On two occasions, I stopped. Slowly, I turned around. I saw neither beast nor casket but felt their presence. It was there. its coffin was with it. Hiding, it was preparing its horrible, eventual ambush. It would grab me and toss me in that casket. That was the way my life would end. Nobody would be the wiser.
"Where is Gordon?"
Mother and siblings hunched their shoulders. "We don't know. He simply disappeared."
The two times I stopped, I was certain that beast and sarcophagus hid behind a row of bushes, nearby garage, huge tree, house, or four-door sedan, parked in a nearby driveway. It didn't show itself. It patiently waited, holding on to that coffin, prepared to give me chase. I turned around to head home. The chase was on, but with more intensity.
Once I'd get indoors, he'd stop. With the lights on, I'd be safe. For a while, anyway. On my bed, I hid under the covers and kept my flashlight on. I could hear him breathe in the basement as I kept asking, "Ghosts don't breathe, do they?" Eventually, I fell asleep.
When I'd seek fresh batteries, Mother demanded. "What do you do, Gordon, eat those batteries or do you leave your flashlight on all night?"
"I don't know why they burn out. They're batteries, and batteries burn out."

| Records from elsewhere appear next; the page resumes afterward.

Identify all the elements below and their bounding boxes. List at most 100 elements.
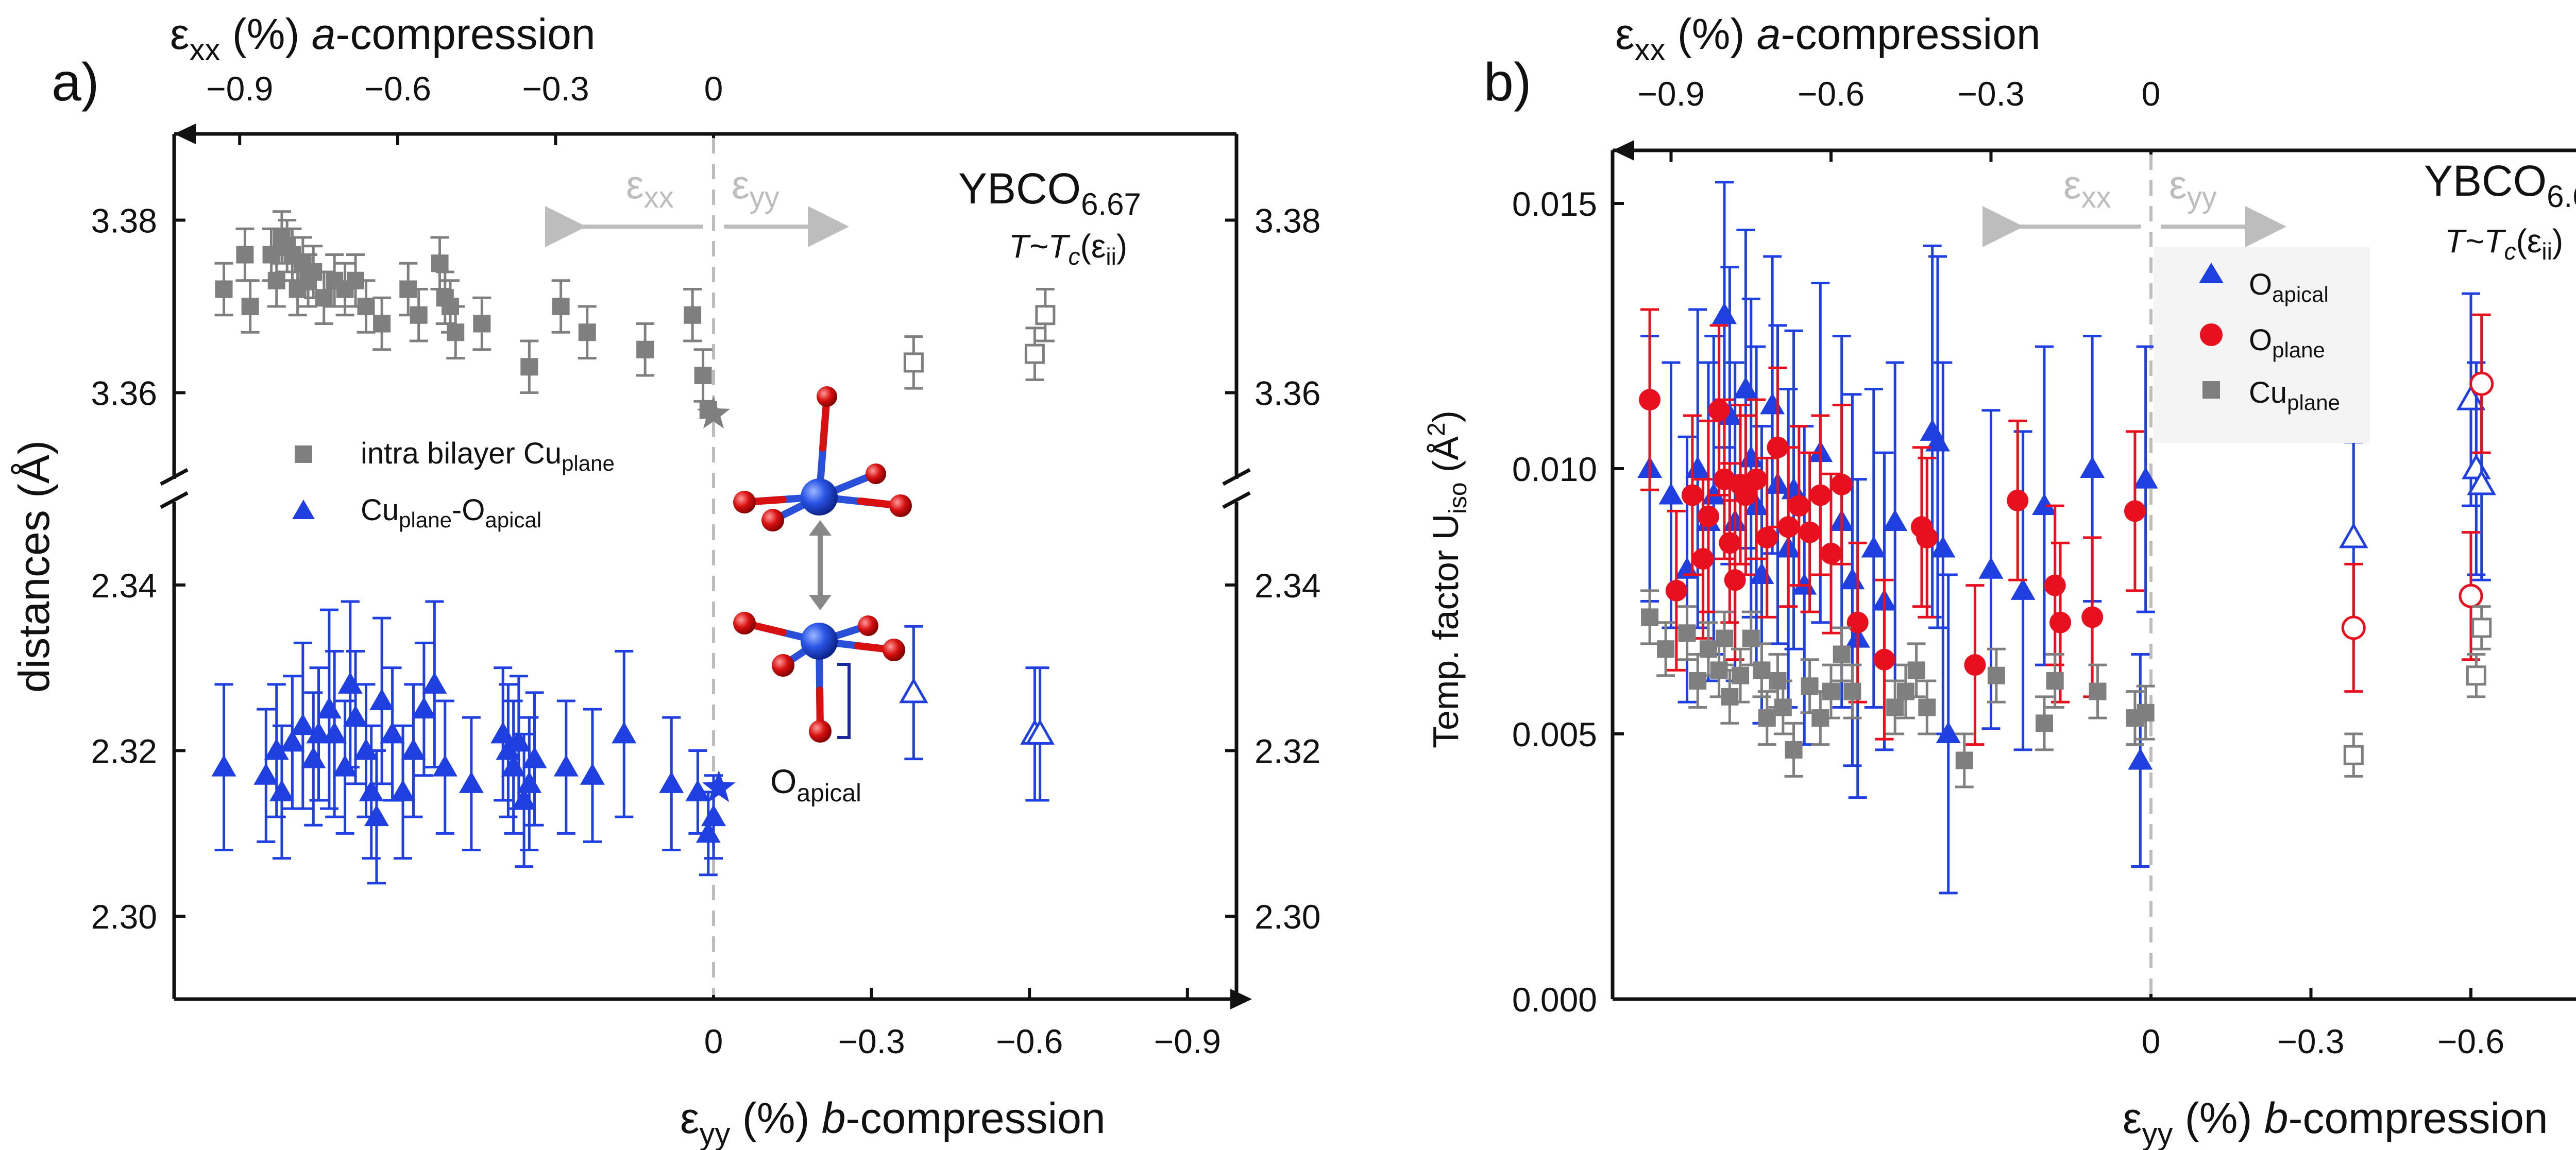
data-point [1767,436,1789,458]
data-point [1987,666,2005,684]
data-point [659,771,684,793]
data-point [306,722,331,744]
data-point [1833,645,1851,663]
data-point [373,315,391,333]
data-point [1678,624,1696,642]
data-point [2343,745,2364,765]
data-point [211,754,236,777]
data-point [473,315,491,333]
data-point [1685,456,1710,478]
data-point [431,254,449,272]
data-point [2010,578,2036,600]
data-point [215,280,233,298]
top-tick-label: 0 [704,70,723,108]
crystal-structure-inset: Oapical [733,386,912,807]
top-tick-label: −0.6 [1798,75,1865,113]
y-tick-label: 2.30 [1255,898,1320,936]
data-point [2124,500,2146,522]
data-point [2089,682,2107,700]
oxygen-atom [733,612,756,634]
panel-b-sample-label: YBCO6.67 [2424,157,2576,214]
data-point [1822,682,1840,700]
data-point [315,289,333,307]
panel-b-eyy-label: εyy [2169,162,2217,214]
copper-atom [801,478,838,516]
panel-a-top-ticks: −0.9 −0.6 −0.3 0 [206,70,723,145]
panel-a-data [211,210,1056,885]
data-point [684,306,702,324]
panel-b-data [1637,181,2497,895]
data-point [1732,666,1750,684]
oxygen-atom [858,615,878,636]
panel-a-eyy-label: εyy [732,162,779,214]
data-point [697,397,731,428]
data-point [1907,661,1925,679]
data-point [241,298,259,315]
data-point [1657,640,1675,658]
legend-entry-o-plane: Oplane [2249,323,2325,362]
data-point [236,246,254,264]
data-point [1799,521,1821,543]
data-point [1916,526,1938,548]
data-point [522,746,547,768]
data-point [1930,536,1956,558]
y-tick-label: 0.000 [1512,981,1597,1019]
data-point [411,697,436,719]
data-point [1658,483,1684,505]
data-point [410,306,428,324]
panel-a-condition: T~Tc(εii) [1009,228,1127,270]
top-tick-label: −0.9 [206,70,273,108]
arrow-head-up [809,520,832,536]
data-point [552,298,570,315]
data-point [1774,698,1792,716]
data-point [1641,608,1659,626]
legend-entry-cu-plane: Cuplane [2249,376,2340,415]
data-point [322,722,347,744]
data-point [1809,484,1832,506]
data-point [380,722,405,744]
data-point [1712,302,1737,324]
data-point [1840,568,1865,590]
data-point [2080,456,2105,478]
data-point [1785,741,1803,759]
data-point [2462,453,2491,479]
data-point [2137,703,2155,722]
data-point [332,754,358,777]
data-point [1735,484,1757,506]
panel-a-bottom-axis-label: εyy (%) b-compression [680,1094,1106,1150]
data-point [553,754,579,777]
data-point [1820,542,1842,564]
data-point [636,340,654,358]
panel-a-sample-label: YBCO6.67 [958,164,1141,221]
data-point [2466,665,2486,686]
data-point [2128,748,2153,770]
y-tick-label: 3.36 [1255,374,1320,413]
data-point [267,271,285,289]
data-point [447,323,465,341]
legend-triangle-marker [2199,263,2224,283]
legend-entry-cu-plane: intra bilayer Cuplane [361,437,615,475]
y-tick-label: 0.015 [1512,185,1597,223]
data-point [701,804,726,827]
panel-b-exx-label: εxx [2063,162,2111,214]
data-point [1665,579,1687,602]
y-tick-label: 2.32 [91,732,157,770]
data-point [1716,629,1733,647]
data-point [1777,516,1800,538]
arrow-head-down [809,595,832,610]
data-point [2049,611,2072,633]
data-point [2081,606,2104,628]
data-point [391,779,416,801]
y-tick-label: 3.38 [1255,202,1320,240]
data-point [2036,714,2053,732]
data-point [290,713,315,735]
panel-a-legend: intra bilayer Cuplane Cuplane-Oapical [292,437,615,532]
data-point [1843,682,1861,700]
data-point [1738,445,1764,468]
bottom-tick-label: −0.3 [2277,1022,2344,1060]
data-point [337,672,363,694]
y-tick-label: 2.32 [1255,732,1320,770]
oxygen-atom [883,639,905,661]
data-point [1756,526,1778,548]
legend-entry-o-apical: Oapical [2249,268,2329,306]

"Next time, you pay for them with your money, and not mine, understand?"
"Yes, I understand."
During daylight hours, the horrible beast remained in the basement, behind the hot water heater. Each time Mother told me to go to the basement and fetch a can or bottle of foodstuff purchased at the A&P, only I knew what waited down there, and it wanted me as dead as it was. I zoomed down those stairs, made a hard left at the furnace, followed by another hard left, running by washing machine and dryer, latching on to a bottle of catsup or a can of French style beans. Turning around in a nanosecond, I passed by dryer and washer, plowed a right at the furnace, twisted again, and flew up those stairs. I never saw it. But I felt it. I knew when the time came for it to finally end its horrid game, I'd likely die of fright.
Although I never saw its coffin, either, I was certain it was a shiny, steel affair, glossy rayon cloth, lining its steel interior with soft pillow for my eventual still, dead head. While it screwed down the lid tightly, roaring and cackling, I'd kick and scream. Dad's specter would bury me behind Mount Calvary Cemetery in that dreadful swamp. I was convinced it was justified: A life for a life.

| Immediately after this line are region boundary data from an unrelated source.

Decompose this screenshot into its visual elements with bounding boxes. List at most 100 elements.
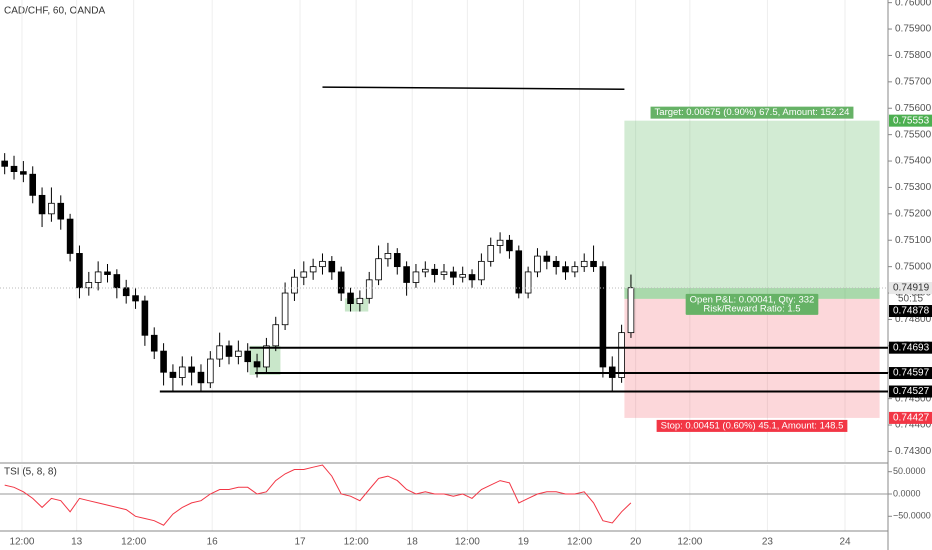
candle-body [393, 253, 401, 268]
x-tick-label: 12:00 [9, 537, 34, 548]
candle-body [188, 366, 195, 373]
candle-body [76, 253, 83, 289]
candle-body [440, 271, 448, 275]
y-tick-label: 50.0000 [893, 466, 926, 476]
pnl-box [685, 293, 819, 315]
tsi-line [4, 464, 632, 526]
entry-price-label-bg [889, 305, 932, 318]
candle-body [543, 255, 551, 262]
candle-body [562, 266, 569, 273]
candle-body [356, 297, 364, 305]
x-tick-label: 12:00 [455, 537, 480, 548]
profit-zone [624, 120, 880, 299]
y-tick-label: 0.75500 [895, 129, 932, 140]
target-text-bg [650, 106, 854, 119]
y-tick-label: 0.75100 [895, 235, 932, 246]
level-price-label-bg [889, 367, 932, 380]
x-tick-label: 23 [762, 537, 774, 548]
candle-body [515, 250, 523, 294]
candle-body [169, 371, 177, 378]
level-price-label-bg [889, 385, 932, 398]
y-tick-label: 0.74300 [895, 446, 932, 457]
stop-price-label: 0.74427 [893, 413, 930, 424]
level-price-label: 0.74597 [893, 368, 930, 379]
entry-price-label: 0.74878 [893, 306, 930, 317]
rr-text: Risk/Reward Ratio: 1.5 [703, 303, 800, 314]
candle-body [291, 276, 298, 294]
candle-body [141, 300, 149, 336]
y-tick-label: 0.76000 [895, 0, 932, 8]
countdown-label: 50:15 [898, 294, 923, 305]
x-tick-label: 18 [407, 537, 419, 548]
open-pnl-zone [624, 288, 880, 299]
candle-body [29, 173, 37, 196]
candle-body [244, 350, 252, 363]
target-text: Target: 0.00675 (0.90%) 67.5, Amount: 15… [655, 107, 850, 118]
candle-body [375, 258, 382, 281]
x-tick-label: 19 [518, 537, 530, 548]
candle-body [48, 202, 55, 215]
y-tick-label: 0.75700 [895, 76, 932, 87]
candle-body [337, 271, 345, 294]
y-tick-label: 0.74500 [895, 393, 932, 404]
target-price-label-bg [889, 114, 932, 127]
trend-line [322, 86, 625, 90]
candle-body [197, 371, 205, 384]
candle-body [506, 239, 513, 252]
candle-body [253, 361, 261, 368]
x-tick-label: 12:00 [344, 537, 369, 548]
candle-body [132, 295, 139, 302]
candle-body [225, 345, 233, 357]
candle-body [459, 274, 466, 278]
candle-body [319, 260, 326, 268]
candle-body [263, 345, 270, 368]
candle-body [1, 160, 8, 167]
level-price-label-bg [889, 341, 932, 354]
x-tick-label: 12:00 [677, 537, 702, 548]
candle-body [365, 279, 373, 299]
pnl-text: Open P&L: 0.00041, Qty: 332 [690, 294, 815, 305]
candle-body [496, 239, 504, 246]
candle-body [590, 260, 597, 268]
candle-body [207, 358, 214, 384]
x-tick-label: 13 [71, 537, 83, 548]
candle-body [113, 274, 121, 289]
candle-body [571, 266, 579, 273]
candle-body [104, 271, 111, 275]
candle-body [478, 260, 485, 281]
y-tick-label: 0.74400 [895, 420, 932, 431]
x-tick-label: 16 [207, 537, 219, 548]
stop-price-label-bg [889, 411, 932, 424]
y-tick-label: 0.75300 [895, 182, 932, 193]
candle-body [66, 218, 74, 254]
candle-body [272, 324, 280, 347]
candle-body [524, 271, 532, 294]
y-tick-label: 0.0000 [893, 488, 921, 498]
candle-body [150, 334, 158, 352]
y-tick-label: 0.75000 [895, 261, 932, 272]
candle-body [422, 268, 429, 273]
candle-body [122, 287, 130, 297]
candle-body [281, 292, 289, 326]
level-price-label: 0.74693 [893, 342, 930, 353]
stop-text: Stop: 0.00451 (0.60%) 45.1, Amount: 148.… [661, 420, 844, 431]
candle-body [552, 260, 560, 268]
current-price-label: 0.74919 [893, 283, 930, 294]
candle-body [627, 287, 635, 334]
candle-body [85, 282, 93, 289]
candle-body [347, 292, 354, 305]
y-tick-label: 0.75900 [895, 24, 932, 35]
candle-body [384, 253, 392, 260]
candle-body [178, 366, 186, 378]
candle-body [580, 260, 588, 268]
candle-body [216, 345, 223, 360]
candle-body [403, 266, 410, 283]
candle-body [450, 271, 457, 278]
y-tick-label: 0.75200 [895, 208, 932, 219]
candle-body [94, 271, 102, 283]
x-tick-label: 17 [294, 537, 306, 548]
x-tick-label: 12:00 [567, 537, 592, 548]
candle-body [534, 255, 541, 273]
y-tick-label: 0.75400 [895, 156, 932, 167]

Following that, the creature would transport my soul to its assigned place of eternal damnation. I wouldn't get to see Saint Peter at the Golden Gate. Straight to hell; that's where I'd go. The monster would tell the Prince of Darkness, "This is the boy who killed me."
"Thus, shall I assign him to stoking my furnaces," announced Lucifer. Tossing back his head, Beezlebub then bellowed, "That's where all my murderers go. Boy, did you hear me?"
"I didn't mean to kill him," I screamed. "I didn't mean it."
"But you killed him, anyway," retorted the hideously, grinning, fallen archangel, saliva hanging in columns between its upper and lower blood-red, shark-like teeth. "I find you guilty. Your fellow murderers await you. Begone, boy."
To protect myself from an imminent childhood death, I learned I must have friends accompany me to any event that occurred in darkness. I'd no longer venture alone in the dark. The specter was aware. It returned to our basement and waited. Undoubtedly, it would eventually catch me. It was not only a matter of time, the beast was positive I'd let my guard down.